Chris Turnbull, aged 27, and Len Gervay, aged 30, stared their 900km journey at the Sydney GPO at dawn on Sunday 19 June. As it stands when I write this, they are currently between Goulburn and Yarra. I know this because they are tracking their progress with GPS, and displaying it on a web-map.
 
The first plant species that the two runners want to save with the money raised is the critically endangered Wee Jasper Grevillea (Grevillea iaspicula).
 
Len Gervay said, “We will be running close to Burrinjuck and Wee Jasper where we are told the last wild Wee Jasper Grevillea are growing.”
 
“All funds raised by the run, which we hope to complete in nine days, will be donated to the NSW Seedbank’s effort to collect and store seeds of our native flora.” Added Chris Turnbull, “We’ll be running through the biodiversity that we want to help preserve.”
 
Acting Executive Director of the Royal Botanic Gardens and Domain Trust Dr Brett Summerell said, “This is a fantastic initiative for our Save A Species campaign. Every $2000 raised will save a plant species by funding the collection from the wild, preservation and storage of its seeds in the NSW Seedbank at the Australian Botanic Garden, Mount Annan. 
 
“In Australia we have 25,000 species of plants and at least 23 per cent are under threat of extinction. Our Seedbank is targeting plants most at risk from climate change and human activities to ensure powerful blueprints contained in plant DNA aren’t lost forever,” he said.
 
The two runners hope their run south will inspire others to participate in the Save a Species Campaign.
 
Dr Summerell said, “Anyone can set up a challenge or a goal they would like to achieve and ask people to sponsor them to help save a species. They can do it alone or with mates or work colleagues. Schools can also run challenges for students to undertake.
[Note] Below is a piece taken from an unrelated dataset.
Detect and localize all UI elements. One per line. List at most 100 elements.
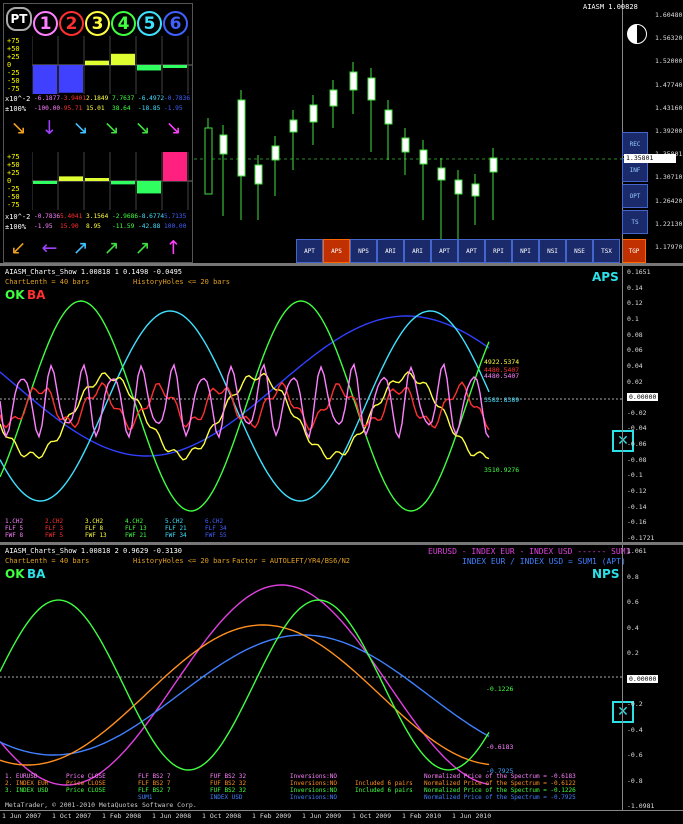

Our Save a Species website has a template for setting up your on-line fundraising page.”
 
The NSW Seedbank program is part of a global effort co-ordinated by the Millennium Seed Bank in the UK to bank seeds of all the world’s known seed-bearing plants, estimated to be as many as 300,000 species. So far the NSW Seedbank has helped bank 10 per cent of the world’s plant species and with our international partners are committed to collectively banking 25 per cent by 2020.